October 31, 2003 - In an Oct. 29 press conference, President George W. Bush urged the Medicare conferees to complete their business and send a bill to him to sign into law by the end of the year. Conferees had hoped to complete their negotiations before the press conference and have reached tentative agreements on a number of provider issues including the physician payment update, the inpatient hospital update, Medicare Indirect Medical Education (IME), and Medicaid Disproportionate Share Hospital (DSH) allotments. However, the conferees have yet to reach an accord on contentious issues such as premium support, cost containment and drug re-importation.

For physicians, it appears the conference agreement will include provisions to avert the negative 4.2 percent update (preliminary estimate) to the CY 2004 Medicare physician fee schedule.
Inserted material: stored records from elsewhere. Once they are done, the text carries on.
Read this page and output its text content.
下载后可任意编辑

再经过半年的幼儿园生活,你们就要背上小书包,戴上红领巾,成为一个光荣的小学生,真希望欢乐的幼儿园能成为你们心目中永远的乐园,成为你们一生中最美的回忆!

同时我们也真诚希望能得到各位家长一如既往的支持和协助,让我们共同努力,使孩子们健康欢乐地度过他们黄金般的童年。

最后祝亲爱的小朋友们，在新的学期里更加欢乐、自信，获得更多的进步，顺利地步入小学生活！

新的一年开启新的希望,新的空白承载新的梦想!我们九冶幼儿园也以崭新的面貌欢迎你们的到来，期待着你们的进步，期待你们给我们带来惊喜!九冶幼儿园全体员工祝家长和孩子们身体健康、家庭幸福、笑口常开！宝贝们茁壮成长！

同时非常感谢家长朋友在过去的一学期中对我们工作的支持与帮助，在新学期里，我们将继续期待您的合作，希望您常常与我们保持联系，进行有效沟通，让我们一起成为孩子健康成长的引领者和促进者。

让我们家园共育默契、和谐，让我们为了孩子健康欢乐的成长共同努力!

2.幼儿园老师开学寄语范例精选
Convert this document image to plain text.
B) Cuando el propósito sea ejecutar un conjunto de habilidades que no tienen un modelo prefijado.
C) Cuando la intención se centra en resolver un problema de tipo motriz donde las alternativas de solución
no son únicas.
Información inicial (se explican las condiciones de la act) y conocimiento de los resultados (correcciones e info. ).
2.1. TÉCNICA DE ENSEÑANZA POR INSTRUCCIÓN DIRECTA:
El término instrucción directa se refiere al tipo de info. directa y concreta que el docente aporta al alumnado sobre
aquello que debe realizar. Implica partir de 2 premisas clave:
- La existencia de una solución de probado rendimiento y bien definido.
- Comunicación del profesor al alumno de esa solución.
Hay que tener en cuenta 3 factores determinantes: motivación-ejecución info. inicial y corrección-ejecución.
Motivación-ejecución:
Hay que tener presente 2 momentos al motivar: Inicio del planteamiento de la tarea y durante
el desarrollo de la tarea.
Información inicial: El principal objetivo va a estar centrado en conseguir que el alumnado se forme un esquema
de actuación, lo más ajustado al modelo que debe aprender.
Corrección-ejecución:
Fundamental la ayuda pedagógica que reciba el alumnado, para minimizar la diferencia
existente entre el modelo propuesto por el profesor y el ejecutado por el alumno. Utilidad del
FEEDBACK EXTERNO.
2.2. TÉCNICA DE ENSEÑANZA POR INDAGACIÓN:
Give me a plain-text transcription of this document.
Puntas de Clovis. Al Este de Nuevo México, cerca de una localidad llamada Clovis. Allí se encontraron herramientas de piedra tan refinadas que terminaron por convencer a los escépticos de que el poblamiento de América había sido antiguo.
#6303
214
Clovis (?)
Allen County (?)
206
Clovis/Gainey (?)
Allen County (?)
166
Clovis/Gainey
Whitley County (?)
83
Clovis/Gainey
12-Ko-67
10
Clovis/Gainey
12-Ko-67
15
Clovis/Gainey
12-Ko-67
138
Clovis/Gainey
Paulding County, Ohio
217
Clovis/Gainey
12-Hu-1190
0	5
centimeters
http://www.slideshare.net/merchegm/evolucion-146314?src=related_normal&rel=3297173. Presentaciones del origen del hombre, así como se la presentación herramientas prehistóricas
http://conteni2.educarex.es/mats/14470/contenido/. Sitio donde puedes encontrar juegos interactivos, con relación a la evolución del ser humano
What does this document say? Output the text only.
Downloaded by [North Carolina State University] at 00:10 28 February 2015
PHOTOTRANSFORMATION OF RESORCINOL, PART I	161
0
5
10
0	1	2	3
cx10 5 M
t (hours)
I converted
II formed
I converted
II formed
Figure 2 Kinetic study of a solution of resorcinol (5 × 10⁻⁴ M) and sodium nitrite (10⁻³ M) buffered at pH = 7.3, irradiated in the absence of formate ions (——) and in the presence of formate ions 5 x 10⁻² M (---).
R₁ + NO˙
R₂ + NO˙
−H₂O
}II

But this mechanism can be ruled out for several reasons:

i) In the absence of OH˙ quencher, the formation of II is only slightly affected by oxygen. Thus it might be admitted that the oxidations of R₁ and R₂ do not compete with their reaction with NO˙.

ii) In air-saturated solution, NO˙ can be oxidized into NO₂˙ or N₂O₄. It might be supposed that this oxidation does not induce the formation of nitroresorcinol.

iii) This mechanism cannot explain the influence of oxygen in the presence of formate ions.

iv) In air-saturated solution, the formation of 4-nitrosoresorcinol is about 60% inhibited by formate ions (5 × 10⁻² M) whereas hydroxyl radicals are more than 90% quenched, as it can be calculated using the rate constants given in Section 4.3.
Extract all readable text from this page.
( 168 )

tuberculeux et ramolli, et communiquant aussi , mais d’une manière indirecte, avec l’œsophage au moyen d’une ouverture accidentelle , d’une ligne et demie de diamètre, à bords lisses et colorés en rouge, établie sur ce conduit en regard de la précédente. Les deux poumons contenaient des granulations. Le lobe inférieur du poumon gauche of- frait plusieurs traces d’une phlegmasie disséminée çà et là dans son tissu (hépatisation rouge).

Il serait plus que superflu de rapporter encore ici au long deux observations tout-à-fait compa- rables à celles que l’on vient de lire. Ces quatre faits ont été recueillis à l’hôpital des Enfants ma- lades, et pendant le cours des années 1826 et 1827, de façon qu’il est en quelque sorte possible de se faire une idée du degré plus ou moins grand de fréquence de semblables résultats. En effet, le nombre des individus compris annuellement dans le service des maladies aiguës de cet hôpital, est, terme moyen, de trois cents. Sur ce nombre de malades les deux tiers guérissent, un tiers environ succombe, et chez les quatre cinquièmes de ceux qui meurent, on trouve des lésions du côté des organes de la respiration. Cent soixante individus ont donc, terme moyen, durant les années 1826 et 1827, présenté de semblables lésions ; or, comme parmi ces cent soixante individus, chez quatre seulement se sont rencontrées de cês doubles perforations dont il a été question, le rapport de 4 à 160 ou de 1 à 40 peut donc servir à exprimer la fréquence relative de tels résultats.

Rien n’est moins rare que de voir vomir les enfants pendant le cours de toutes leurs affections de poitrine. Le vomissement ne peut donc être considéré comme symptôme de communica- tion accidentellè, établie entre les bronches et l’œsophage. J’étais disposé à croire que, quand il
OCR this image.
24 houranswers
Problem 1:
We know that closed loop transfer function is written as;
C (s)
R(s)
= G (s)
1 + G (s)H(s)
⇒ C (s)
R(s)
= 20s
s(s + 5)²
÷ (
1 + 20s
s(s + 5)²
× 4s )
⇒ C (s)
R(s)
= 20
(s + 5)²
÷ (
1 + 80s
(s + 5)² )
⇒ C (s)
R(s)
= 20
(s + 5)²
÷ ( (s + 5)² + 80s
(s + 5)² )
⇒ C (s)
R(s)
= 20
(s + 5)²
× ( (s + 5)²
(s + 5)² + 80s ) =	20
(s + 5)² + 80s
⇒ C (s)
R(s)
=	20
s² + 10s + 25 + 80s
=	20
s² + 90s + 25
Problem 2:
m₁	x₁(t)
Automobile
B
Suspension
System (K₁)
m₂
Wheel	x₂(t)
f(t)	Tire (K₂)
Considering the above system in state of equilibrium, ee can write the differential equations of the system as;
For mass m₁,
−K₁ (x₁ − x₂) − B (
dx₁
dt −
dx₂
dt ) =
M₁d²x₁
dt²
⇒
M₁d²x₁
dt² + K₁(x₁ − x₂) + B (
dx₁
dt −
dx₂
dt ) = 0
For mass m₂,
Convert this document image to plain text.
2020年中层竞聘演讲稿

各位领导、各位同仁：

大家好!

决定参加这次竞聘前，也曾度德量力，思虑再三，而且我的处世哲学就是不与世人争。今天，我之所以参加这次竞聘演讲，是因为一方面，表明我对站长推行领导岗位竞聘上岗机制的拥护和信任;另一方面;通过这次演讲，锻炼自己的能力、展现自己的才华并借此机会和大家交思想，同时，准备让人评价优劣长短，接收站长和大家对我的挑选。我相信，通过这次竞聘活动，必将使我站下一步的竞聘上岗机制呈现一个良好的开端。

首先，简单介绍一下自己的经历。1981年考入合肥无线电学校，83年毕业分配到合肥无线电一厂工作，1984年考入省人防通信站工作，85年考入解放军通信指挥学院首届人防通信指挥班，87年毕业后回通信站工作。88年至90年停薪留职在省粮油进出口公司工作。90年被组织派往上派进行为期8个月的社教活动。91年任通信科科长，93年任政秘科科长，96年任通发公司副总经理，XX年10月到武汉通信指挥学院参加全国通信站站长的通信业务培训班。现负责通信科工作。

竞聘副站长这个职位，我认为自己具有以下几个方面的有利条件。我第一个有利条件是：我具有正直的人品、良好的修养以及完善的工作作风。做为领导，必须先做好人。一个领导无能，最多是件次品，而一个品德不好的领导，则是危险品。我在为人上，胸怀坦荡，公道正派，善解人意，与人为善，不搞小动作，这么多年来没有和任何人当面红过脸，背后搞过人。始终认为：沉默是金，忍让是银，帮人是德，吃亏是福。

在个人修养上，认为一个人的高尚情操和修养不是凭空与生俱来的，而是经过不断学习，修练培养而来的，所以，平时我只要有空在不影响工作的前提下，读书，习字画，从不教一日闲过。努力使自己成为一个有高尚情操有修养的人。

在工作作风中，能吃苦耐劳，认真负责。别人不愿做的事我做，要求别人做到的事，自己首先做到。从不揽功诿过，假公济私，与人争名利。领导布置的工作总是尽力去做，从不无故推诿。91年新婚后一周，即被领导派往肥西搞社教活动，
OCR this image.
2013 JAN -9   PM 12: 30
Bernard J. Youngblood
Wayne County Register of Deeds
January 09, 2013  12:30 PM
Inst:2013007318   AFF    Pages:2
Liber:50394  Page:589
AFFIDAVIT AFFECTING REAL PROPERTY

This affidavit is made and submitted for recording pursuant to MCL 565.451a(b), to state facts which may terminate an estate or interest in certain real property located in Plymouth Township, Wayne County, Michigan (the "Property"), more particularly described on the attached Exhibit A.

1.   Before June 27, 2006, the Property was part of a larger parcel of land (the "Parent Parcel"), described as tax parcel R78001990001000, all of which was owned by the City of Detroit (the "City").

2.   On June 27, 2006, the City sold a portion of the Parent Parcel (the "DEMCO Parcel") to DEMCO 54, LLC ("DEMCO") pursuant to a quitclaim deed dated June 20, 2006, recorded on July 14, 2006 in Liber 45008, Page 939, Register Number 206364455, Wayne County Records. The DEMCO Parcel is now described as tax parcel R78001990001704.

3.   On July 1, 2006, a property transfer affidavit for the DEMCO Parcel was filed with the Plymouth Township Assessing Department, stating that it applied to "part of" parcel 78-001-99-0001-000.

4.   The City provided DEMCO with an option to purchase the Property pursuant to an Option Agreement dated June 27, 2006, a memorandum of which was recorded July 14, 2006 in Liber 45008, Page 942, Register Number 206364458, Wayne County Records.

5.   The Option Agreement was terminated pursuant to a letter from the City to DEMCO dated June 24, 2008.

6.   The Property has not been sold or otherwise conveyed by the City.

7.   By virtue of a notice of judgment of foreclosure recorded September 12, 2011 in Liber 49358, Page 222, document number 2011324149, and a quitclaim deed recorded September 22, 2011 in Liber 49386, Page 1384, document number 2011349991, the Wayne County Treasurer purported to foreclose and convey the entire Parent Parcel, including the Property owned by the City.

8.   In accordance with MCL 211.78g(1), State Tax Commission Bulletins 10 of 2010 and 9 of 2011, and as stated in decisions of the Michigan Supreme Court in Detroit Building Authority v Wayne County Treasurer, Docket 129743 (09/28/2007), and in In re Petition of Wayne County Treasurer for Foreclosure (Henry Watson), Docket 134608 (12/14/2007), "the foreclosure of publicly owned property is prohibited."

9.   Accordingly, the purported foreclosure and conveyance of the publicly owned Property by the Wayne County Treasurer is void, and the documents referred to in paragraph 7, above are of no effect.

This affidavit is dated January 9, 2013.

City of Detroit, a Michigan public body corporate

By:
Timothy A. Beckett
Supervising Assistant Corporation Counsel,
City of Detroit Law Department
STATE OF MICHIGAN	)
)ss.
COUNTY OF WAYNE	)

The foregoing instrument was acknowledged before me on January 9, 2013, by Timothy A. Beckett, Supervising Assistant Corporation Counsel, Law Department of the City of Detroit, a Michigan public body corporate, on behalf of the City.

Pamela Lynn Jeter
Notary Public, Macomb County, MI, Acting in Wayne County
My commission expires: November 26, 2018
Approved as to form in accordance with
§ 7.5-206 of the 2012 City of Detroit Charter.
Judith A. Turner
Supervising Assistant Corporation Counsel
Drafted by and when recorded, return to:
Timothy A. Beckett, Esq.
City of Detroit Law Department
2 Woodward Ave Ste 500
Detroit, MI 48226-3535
The House version of the bill required CMS to raise physician payment rates by a minimum of 1.5%. CMS is expected to release the final update in its CY 2004 Final Rule, which could alter the conference agreement.

The conferees reportedly are also moving forward on provider provisions and have tentatively agreed to the following hospital provisions:

  • A full inpatient hospital update in FY 2004 and an update of market basket minus 0.4% in FYs 05, 06, and 07. Hospitals participating in the Centers of Medicare and Medicaid Services (CMS) Voluntary Quality Initiative would receive full updates.

  • An IME adjustment of 6% beginning April 1, 2004; 5.8% in FY 05, 5.55% in FY 06, and 5.35% in FY 07. Beginning in FY 08 and beyond, the IME adjustment would be 5.5%.

  • A substantial one-time increase to states' Medicaid DSH allotments in FY 04 (mitigating a portion of the Balance Budget Amendment's reductions) and freezing allotments at FY 04 levels in FY 05 for several years. Allotments for "Low-DSH states" would be temporarily increased from 1% to 3% of their overall Medicaid expenditures in FYs 04 and 05.

Hospitals will also receive one base rate, the "large urban" standardized amount, beginning April 1, 2004. For hospitals with wage indexes of less than one, labor shares will be adjusted to 62% beginning in FY 2005. Agreements on niche providers and unused residency slots had not yet been finalized.

Stated the President, "I urge the Congress to act quickly, to act this year, not to push this responsibility to the future. We have the opportunity; we have the obligation to give seniors more choices and better benefits. We have come far, and now is the time to finish the job."